Photo Credit | York College

By Asar John

The return to campus has been refreshing as I am appreciative of the reduced amount of Zoom time and increased amount of in-person social activity and services. This Fall semester has been convenient in many ways as York students waited painstakingly to hear about the announcement of when we would return to a partially in-person college setting. However, this return at York has seen many drawbacks and shortcomings from the college itself relating to the simple act of transparency, or the lack thereof.

The semester started off with the extensive lines of students trying to get access to the building with Evrbridge or Excelsior App and either did not have the proper material displayed or had issues getting the apps started, causing delays trying to enter the building. It was rare that if you were prepared, a Public Safety officer would tell you to circumvent the line and let you in with a simple flash of your York ID and proof of vaccination.

Sometimes entering campus grounds was a problem in itself, totally aside from providing vaccination status. For half of the semester, the college’s back entrance on 160 St. would close at random points throughout
the day, sometimes as early as 12:30 PM while several classes and events were happening on campus. Public Safety nor York itself bothered to put out an announcement informing staff and students that the entrance would be inaccessible for the remainder of the day. That entrance is the closest one to the subway, Long Island Railroad, and several bus lines along Archer Ave at the Academic Core Building. So get an idea of how many from the York
community use that entrance, and how inconvenient and time-consuming it is to travel halfway around the building to use the side at Liberty Ave.

When I asked an officer whether a sign would be placed by the entrance detailing operating hours, I was told, “You just have to go around”– like I had not already done that right before I asked him the question. This prompted the survey created by Pandora’s Box for the campus community to answer questions about their problems with the sporadically closed gate. When I went to ask Interim Chief Carlos Suarez to answer questions about
the entrance and get answers based off of the survey responses, I was told that he could not speak to any media at the moment due to “the whole situation going on with COVID” as it seems, a very vague reason.
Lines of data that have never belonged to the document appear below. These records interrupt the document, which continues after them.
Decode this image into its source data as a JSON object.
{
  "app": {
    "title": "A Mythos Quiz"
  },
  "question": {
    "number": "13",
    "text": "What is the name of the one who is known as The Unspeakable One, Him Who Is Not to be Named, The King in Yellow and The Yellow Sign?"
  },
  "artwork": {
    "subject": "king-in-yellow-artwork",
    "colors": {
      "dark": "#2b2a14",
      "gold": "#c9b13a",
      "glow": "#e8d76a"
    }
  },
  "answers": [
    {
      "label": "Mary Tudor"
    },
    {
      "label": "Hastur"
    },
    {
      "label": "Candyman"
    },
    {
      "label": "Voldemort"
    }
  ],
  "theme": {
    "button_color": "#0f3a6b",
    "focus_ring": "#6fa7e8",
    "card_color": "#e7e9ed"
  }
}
Transparency only came once this story was published, as a sign was placed above the doors to this particular entrance to the building the day after. On Nov. 10, the college issued a statement about the full-time reopening of the gate, noting that it would close due to staffing issues. It was student frustrations expressed in small circles, discussions on the Cardinal App, a survey, requesting interviews from Public Safety and the president (both of which were denied), just to get a basic answer as to why a vital pathway to our institution would close without notice.

Although the entrance reopened full-time, another gate on Archer Ave and Parsons Boulevard that leads to the college and high school building still closes early. Many students including myself have made the assumption that if 160th was open, the gate on Archer would be as well since one leads to another. But as it turns out, many of us stand corrected when the couple-hundred-foot trek is made to the gate, just to realize it is shuttered for the night. The other alternative is to cross under the other part of the train trestle on 160th St and make your way further down Archer Ave. for the train or bus.

Yes, both routes take almost the same amount of time but when you make the mistake of walking the passage to access the Parsons & Archer gate, it’s often a timely mistake. Maybe you’ve missed one or two trains and/or buses after looping back around to use the other gate? Maybe you have to get to work on time, get to a social event or pick up a sibling, niece or nephew? Does York College realize this is another accessibility problem that has gone unaddressed?

Luckily there was another town hall hosted this semester by the college, where the York community can find answers to
questions such as these. When asked why this entrance still closes early when it was decided that 160 St would remain open, the question by Pandora’s Box was shuffled off towards York’s Interim Vice President of Finance and Administration, Charles Bozian.

“That entrance has been reopened primarily for the high school in the morning and afternoon,’’ said Bozian. “In general
we do not have a guard there; we cannot post a guard there full-time. It’s primarily for ease of access to the high school students in the Science building.” Aside from no one at York being aware of why the entrance is only open during the high school’s operational hours, it is still unclear as to why the entrance needs to have a guard present in order to be fully operational. Before the COVID lockdown, that particular gate was always open during the college’s operating hours– without a guard present. I certainly have firsthand experience from using it to leave the school after a few pre-COVID night classes. Also, if it is not manned by anyone while it is open during the day, why can’t the same apply at night?

Access to campus should seem like an easy task to provide transparency about. What will happen if there is an emergency and no one will know how to safely exit the building without chaos and mass panic ensuing? Will the college just remain tight-lipped as it is with many other issues? York students also still do not have access to a fully functioning library, as no updates have been released about one of the biggest student spaces on campus. At the November town hall, York Interim Provost Derrick Brazill addressed plans for the Cardinal Library. “Currently the plan is to have the group study rooms and one of the computer labs open up for studying on December 1,” said Brazill.
The president called for open communication for the December 1 plan, but no announcements have been released by the college on any library-related updates.